Our Endo wanted us to start adding 1 heaping tablespoon of cornstarch to each of Caleigh's feeds. This is supposed to help slow down the absorption and regulate the intense drop. This tactic is considered the first natural step before trying the other two medications available. My blog post back in 2009 says that we tried this then. I don't have any recollection of this.
So I went to Whole Foods and bought the fanciest, non-GMO and organic cornstarch I could find. As soon as we started it, Caleigh started stooling nothing but liquid. That was yesterday. She stooled liquid 5 times yesterday. I talked to Endo on the phone and the Dr told me that it was a "coincidence of the Dumping Syndrome."
I. Don't. Think. So.
Today, per Endo's request, we will be trying 2 heaping tablespoons of cornstarch per feed, taking Caleigh's blood sugar readings and then calling them with an update this afternoon. I'm not having high hopes with this, but we will try it. I'm awaiting a call back from GI and our dietician as well today.

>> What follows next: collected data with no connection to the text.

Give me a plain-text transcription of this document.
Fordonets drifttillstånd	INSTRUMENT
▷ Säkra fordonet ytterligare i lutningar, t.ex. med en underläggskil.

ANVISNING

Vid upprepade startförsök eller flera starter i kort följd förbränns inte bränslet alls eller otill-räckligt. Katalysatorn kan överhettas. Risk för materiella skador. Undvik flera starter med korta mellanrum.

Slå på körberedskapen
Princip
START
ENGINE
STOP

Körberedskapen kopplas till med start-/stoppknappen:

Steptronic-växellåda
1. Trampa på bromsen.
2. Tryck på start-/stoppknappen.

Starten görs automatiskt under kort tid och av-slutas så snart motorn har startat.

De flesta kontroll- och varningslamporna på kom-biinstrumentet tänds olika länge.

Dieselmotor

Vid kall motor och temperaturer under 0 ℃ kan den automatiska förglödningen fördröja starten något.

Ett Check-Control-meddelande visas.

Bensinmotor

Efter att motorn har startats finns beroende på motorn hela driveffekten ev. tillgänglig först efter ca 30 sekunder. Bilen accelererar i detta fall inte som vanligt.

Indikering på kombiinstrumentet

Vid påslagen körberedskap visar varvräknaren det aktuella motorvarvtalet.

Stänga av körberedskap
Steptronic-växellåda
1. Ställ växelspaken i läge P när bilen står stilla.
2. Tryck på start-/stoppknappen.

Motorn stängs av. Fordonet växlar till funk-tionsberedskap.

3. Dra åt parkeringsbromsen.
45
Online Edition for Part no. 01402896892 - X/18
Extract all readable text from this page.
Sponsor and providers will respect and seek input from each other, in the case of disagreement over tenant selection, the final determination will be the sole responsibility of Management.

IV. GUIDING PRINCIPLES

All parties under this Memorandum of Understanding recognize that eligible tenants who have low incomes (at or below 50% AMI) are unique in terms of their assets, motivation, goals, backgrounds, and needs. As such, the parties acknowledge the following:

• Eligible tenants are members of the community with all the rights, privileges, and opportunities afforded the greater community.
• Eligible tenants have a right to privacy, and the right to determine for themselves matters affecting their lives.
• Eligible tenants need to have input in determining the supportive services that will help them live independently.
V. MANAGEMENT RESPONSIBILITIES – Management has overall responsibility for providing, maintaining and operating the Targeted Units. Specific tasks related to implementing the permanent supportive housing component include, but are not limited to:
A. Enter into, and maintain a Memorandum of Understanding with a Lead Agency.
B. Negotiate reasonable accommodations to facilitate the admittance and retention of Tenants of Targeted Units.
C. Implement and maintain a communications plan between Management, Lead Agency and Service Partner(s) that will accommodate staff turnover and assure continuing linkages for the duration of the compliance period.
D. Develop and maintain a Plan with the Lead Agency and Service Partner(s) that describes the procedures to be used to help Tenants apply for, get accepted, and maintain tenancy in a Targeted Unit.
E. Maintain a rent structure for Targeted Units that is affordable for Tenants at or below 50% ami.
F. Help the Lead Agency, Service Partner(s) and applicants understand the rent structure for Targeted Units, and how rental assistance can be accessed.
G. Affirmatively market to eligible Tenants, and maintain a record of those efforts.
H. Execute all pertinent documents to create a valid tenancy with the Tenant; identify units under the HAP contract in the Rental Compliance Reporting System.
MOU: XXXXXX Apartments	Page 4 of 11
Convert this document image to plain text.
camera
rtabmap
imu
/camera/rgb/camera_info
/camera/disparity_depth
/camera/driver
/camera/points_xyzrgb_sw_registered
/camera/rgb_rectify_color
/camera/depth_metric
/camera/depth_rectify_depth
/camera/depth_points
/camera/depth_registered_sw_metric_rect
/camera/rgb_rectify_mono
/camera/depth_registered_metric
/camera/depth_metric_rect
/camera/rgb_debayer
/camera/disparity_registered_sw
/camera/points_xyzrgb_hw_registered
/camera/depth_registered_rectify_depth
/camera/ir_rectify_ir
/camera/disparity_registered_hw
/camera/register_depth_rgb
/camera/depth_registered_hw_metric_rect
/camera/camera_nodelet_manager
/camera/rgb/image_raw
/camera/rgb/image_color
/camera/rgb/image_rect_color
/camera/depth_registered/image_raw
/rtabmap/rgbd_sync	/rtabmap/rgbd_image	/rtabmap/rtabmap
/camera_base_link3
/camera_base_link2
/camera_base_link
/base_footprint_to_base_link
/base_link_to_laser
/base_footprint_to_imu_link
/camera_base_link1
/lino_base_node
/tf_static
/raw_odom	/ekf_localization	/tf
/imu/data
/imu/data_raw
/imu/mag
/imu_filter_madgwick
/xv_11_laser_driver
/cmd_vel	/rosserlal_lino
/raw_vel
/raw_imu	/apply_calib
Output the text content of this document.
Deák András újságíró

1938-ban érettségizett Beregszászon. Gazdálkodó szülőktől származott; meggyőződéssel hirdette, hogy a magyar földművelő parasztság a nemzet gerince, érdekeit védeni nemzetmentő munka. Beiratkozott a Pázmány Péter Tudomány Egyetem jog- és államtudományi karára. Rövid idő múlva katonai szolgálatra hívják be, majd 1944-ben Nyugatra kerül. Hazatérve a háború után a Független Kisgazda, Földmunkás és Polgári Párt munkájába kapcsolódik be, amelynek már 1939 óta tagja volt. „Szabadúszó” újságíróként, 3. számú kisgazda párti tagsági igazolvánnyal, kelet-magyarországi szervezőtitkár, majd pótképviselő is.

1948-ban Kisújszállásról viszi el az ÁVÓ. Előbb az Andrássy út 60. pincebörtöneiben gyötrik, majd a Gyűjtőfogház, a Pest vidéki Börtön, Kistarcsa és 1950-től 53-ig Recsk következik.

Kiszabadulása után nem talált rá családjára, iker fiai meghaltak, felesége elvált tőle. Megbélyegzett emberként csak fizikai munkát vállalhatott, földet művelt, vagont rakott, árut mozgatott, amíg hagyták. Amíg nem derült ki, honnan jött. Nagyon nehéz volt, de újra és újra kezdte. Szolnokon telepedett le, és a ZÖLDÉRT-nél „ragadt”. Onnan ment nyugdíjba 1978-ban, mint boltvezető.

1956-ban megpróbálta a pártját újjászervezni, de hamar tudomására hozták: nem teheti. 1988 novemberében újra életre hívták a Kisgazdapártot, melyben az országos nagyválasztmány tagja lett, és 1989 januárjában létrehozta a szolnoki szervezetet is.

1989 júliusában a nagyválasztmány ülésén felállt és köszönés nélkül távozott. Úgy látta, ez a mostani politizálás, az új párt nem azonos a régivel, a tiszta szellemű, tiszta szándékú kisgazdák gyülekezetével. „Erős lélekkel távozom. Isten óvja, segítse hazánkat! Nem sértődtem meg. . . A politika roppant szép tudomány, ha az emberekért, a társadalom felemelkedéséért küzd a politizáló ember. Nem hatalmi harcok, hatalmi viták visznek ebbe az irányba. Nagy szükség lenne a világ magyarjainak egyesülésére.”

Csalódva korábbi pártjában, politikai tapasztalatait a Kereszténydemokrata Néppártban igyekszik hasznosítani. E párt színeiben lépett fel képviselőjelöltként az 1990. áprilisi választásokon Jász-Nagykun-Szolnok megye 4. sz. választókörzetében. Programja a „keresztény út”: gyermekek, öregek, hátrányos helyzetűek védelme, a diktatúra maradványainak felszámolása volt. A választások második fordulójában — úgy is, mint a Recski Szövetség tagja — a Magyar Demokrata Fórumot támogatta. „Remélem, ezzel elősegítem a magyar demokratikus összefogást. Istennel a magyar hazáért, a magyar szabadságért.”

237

I know what the answer to this newest debacle is, but I'm not ready to believe it just yet. The quick fix is to slow down Caleigh's feeds and spread them back out throughout the day and night. Her feeds are going too fast for her short gut and her pancreas is overreacting. Plane and simple. Basically taking what we have been working towards for the past two years and starting over. Meeting milestones and goals don't come too often anymore. So the few goals that are big during this season keep us focused on the future and give us something to hold onto. It's pretty heartbreaking the compromises that we have to make sometimes.
For our family, there will always be little reminders that TPN and a central line isn't far away. That short bowel syndrome is real. That being grateful for what we have each day is more important than what we think we want for the future.